Growth deficiency is one of the most characteristic phenotypic features of osteogenesis imperfecta and it varies depending on the type of disease. In our study, we demonstrated a significant difference between type I, in which the median height percentile was 21, and type III, with a median height percentile of 0.1 (p < 0.001). Our observations are consistent with the results presented in the literature [15, 16, 19, 20]. The growth deficiency results presumably from the high number of fractures and associated deformities, which may lead to an abnormal osteoblast response to growth factors. Furthermore, collagen deficiency itself negatively affects osteoblast function. An abnormal response of osteoblasts to insulin-like growth factor (IGF-1) has also been implicated. Lund et al. studied IGF-1 levels in patients with congenital bone fragility. They were found to be within reference limits, although in type III they were statistically significantly lower as compared to type I [21].

Considering the abovementioned observations, anthropometric parameters should be closely monitored in children with osteogenesis imperfecta. Patients should be provided with rehabilitation, physical activity and a diet with an adequate supply of macro- and microelements, with particular attention to calcium and vitamin D3. A multidisciplinary team providing care to a child with OI should include not only an orthopaedist, rehabilitation specialist, ophthalmologist, cardiologist or audiologist, but also a dietician and psychologist. Introducing appropriate changes when detecting the first abnormalities of body weight may promote mineralization of the skeleton and reduce the number of fractures, which in turn may impact on the disease progress.

In response to the needs of the patients with abnormal body weight, we have set up a Cardiovascular and Metabolic Disease Prevention Clinic, where children receive comprehensive paediatric and dietary care.

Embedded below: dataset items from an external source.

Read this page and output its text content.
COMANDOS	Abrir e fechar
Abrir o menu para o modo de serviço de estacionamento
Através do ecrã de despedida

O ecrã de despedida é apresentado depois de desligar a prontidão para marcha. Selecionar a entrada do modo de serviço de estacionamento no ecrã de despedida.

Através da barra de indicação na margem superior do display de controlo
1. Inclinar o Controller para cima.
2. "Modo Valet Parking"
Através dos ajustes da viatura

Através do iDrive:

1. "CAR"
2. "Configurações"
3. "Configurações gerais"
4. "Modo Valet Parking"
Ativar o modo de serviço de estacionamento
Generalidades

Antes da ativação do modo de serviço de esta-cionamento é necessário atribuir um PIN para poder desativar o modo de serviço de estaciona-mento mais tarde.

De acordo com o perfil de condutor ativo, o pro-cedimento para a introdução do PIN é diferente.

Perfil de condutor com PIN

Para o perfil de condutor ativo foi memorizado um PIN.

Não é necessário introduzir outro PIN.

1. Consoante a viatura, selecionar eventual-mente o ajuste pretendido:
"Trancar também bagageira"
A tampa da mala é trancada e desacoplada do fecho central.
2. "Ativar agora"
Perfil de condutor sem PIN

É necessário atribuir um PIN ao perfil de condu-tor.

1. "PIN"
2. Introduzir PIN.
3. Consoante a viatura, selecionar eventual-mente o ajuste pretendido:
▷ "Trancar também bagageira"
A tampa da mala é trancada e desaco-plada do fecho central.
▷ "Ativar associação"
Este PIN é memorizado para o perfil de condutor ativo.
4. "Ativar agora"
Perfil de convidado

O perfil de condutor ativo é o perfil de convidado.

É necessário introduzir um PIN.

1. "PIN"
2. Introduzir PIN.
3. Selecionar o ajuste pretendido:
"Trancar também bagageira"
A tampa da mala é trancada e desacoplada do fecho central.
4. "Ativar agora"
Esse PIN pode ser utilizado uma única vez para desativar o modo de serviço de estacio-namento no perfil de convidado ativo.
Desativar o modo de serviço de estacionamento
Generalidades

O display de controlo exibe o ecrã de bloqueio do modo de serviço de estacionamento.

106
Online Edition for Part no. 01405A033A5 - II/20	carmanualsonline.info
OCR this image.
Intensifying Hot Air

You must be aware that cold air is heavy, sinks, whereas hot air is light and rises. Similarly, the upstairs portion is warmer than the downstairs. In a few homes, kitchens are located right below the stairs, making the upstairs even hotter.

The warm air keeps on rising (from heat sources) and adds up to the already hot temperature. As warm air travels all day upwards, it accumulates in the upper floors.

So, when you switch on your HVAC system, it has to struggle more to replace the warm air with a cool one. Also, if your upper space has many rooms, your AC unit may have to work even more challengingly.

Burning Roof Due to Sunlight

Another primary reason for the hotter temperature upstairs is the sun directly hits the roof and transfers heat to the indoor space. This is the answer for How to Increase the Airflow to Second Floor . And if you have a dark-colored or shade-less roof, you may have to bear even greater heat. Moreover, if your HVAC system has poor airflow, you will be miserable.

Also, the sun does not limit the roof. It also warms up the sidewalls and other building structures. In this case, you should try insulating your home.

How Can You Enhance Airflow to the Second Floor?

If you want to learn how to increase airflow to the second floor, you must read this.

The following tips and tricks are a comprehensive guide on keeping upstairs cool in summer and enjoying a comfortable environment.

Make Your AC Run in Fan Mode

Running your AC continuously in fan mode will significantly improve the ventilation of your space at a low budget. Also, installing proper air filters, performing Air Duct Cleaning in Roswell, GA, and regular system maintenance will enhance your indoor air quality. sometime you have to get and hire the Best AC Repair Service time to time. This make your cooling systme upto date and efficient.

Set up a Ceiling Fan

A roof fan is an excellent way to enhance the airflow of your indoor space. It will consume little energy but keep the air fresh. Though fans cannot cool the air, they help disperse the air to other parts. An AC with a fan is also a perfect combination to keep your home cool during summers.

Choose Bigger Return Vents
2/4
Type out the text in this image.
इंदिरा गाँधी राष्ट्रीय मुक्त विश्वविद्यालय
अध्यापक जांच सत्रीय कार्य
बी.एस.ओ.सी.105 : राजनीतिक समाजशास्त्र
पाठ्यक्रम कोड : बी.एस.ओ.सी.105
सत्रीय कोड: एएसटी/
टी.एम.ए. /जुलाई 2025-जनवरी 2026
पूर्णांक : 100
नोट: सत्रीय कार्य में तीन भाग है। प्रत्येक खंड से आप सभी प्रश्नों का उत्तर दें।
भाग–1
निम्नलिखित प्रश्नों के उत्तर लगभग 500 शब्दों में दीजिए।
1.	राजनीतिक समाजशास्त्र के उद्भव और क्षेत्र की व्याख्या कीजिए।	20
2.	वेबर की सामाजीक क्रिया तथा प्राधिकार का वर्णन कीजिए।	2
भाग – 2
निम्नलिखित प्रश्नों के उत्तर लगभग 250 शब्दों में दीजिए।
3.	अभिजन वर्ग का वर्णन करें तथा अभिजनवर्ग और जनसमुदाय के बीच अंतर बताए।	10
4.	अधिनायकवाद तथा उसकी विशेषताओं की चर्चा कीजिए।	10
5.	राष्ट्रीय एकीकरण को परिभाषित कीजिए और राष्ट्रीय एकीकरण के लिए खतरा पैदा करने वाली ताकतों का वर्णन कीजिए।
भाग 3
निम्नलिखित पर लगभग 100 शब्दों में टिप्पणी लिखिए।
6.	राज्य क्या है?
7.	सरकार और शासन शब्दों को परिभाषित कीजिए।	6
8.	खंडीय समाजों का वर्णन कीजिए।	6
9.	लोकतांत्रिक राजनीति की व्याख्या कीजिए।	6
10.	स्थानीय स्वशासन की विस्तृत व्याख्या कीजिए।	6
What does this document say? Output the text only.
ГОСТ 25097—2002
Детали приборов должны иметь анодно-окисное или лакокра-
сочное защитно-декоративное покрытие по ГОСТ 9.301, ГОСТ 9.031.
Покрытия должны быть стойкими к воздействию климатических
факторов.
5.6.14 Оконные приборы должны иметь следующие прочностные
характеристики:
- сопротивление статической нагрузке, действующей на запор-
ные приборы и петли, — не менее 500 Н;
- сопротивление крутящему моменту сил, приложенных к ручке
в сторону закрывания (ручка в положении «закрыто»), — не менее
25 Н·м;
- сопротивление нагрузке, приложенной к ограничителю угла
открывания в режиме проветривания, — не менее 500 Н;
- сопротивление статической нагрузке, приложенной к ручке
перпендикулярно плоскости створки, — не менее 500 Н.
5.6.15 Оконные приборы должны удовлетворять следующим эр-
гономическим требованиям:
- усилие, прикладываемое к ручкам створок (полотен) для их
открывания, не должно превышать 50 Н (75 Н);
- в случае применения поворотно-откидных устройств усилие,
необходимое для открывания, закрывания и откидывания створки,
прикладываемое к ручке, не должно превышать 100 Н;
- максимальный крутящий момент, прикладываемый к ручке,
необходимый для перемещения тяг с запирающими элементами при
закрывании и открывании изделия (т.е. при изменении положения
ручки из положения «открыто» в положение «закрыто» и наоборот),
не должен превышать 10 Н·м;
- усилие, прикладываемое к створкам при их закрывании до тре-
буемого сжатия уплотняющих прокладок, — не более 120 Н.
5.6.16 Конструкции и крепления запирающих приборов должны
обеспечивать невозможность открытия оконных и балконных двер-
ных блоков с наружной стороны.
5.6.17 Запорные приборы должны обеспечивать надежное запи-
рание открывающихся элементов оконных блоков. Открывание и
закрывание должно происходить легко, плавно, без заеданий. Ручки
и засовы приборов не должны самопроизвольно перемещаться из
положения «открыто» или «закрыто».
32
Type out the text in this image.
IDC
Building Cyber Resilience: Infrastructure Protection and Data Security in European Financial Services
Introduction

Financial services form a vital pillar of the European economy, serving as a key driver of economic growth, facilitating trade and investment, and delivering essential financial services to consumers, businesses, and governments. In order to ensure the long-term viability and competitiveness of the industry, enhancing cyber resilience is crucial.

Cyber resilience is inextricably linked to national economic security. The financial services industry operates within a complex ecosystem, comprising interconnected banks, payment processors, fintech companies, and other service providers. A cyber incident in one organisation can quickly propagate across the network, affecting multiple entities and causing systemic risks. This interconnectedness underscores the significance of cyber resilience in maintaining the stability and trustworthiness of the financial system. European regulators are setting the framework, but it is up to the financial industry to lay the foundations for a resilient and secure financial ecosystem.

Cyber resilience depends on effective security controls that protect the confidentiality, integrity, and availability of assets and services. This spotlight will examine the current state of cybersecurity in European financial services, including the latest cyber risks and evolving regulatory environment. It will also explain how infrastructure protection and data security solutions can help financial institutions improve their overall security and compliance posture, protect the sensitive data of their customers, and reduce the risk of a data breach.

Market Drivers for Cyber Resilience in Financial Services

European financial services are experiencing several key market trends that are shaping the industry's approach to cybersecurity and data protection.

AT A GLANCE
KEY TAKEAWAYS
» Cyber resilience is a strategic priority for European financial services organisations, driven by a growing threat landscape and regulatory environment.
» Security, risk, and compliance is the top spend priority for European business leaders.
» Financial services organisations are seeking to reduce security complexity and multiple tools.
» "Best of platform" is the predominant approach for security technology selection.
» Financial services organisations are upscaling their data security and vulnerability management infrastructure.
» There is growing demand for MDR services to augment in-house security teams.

Their body composition is also analysed using the bioimpedance method. We are currently observing the impact of the above actions on the patients’ further physical development.

Conclusion

1) Abnormal body weight is an important and frequent disturbance of somatic development in children with OI, especially those overweight.

2) Systematic anthropometric assessment allows early detection of abnormalities in the nutritional status and enables specialists to make an effective intervention.

3) The multi-specialist team providing care to a child with osteogenesis imperfecta should include a dietician.